Edge case with extra live workers?

I just had a very annoying issue with live where a number (147/14108) of exposures had no motion correction output files, and a smaller number (7) had no CTF estimation output files. The missing files caused downstream jobs to fail and the only solution I found was to find these exposures and manually reject them, then use exposure sets to isolate them and run the missed processing steps. It seems the new outputs can be successfully combined with the rest of the data either using Curate Exposures or by copying the output files into the live directories.

I am not sure why this happened, but my best guess is that I used 12 workers in order to rapidly reprocess the whole dataset using live, but some of those workers were never allowed to run by the cluster queue. Is that possibly the problem?

The live session also ran out of filesystem space previously, but after that was fixed the session was cleared and all the data was reprocessed. I used live to reprocess because the offline multi-GPU jobs are constrained by the node configurations (4 GPUs) while the live workers are independent and any number can be used.

Did you run these missed steps in a Live session or inside “standard” CryoSPARC? Did you observe anything unusual for these exposures?

We are not sure.
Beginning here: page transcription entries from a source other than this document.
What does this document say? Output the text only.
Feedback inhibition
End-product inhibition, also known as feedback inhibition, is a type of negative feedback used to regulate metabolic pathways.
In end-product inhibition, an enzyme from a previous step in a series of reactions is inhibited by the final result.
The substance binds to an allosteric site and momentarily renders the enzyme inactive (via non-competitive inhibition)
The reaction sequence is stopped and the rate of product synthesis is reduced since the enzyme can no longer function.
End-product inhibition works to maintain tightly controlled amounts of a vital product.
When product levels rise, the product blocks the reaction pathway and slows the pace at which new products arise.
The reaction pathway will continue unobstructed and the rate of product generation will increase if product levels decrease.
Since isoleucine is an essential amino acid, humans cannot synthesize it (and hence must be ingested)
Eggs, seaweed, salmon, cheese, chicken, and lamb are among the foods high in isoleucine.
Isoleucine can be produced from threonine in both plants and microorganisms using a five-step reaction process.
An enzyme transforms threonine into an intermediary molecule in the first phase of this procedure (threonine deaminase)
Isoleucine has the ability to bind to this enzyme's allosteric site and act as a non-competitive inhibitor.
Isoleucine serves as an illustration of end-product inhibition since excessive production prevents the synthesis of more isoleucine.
If you would like us to investigate, please can you send us

  1. the filenames of exposures that had missing outputs, along with an annotation at which step, motion correction or ctf estimation, output was missing.
  2. the exposure indices for exposures you manually rejected, for example 3 in the attached screenshot
  3. for each Live Worker job in the session workspace, the output of the command
    for job in 4 5 6 7;do
        cryosparcm cli "get_job_streamlog('P123', 'J${job}')" >> /tmp/job_events.out
    
    where you would substitute the actual project UID and the numeric portions of the Live Worker job UIDs.

I will contact you in a direct message regarding where to send the information.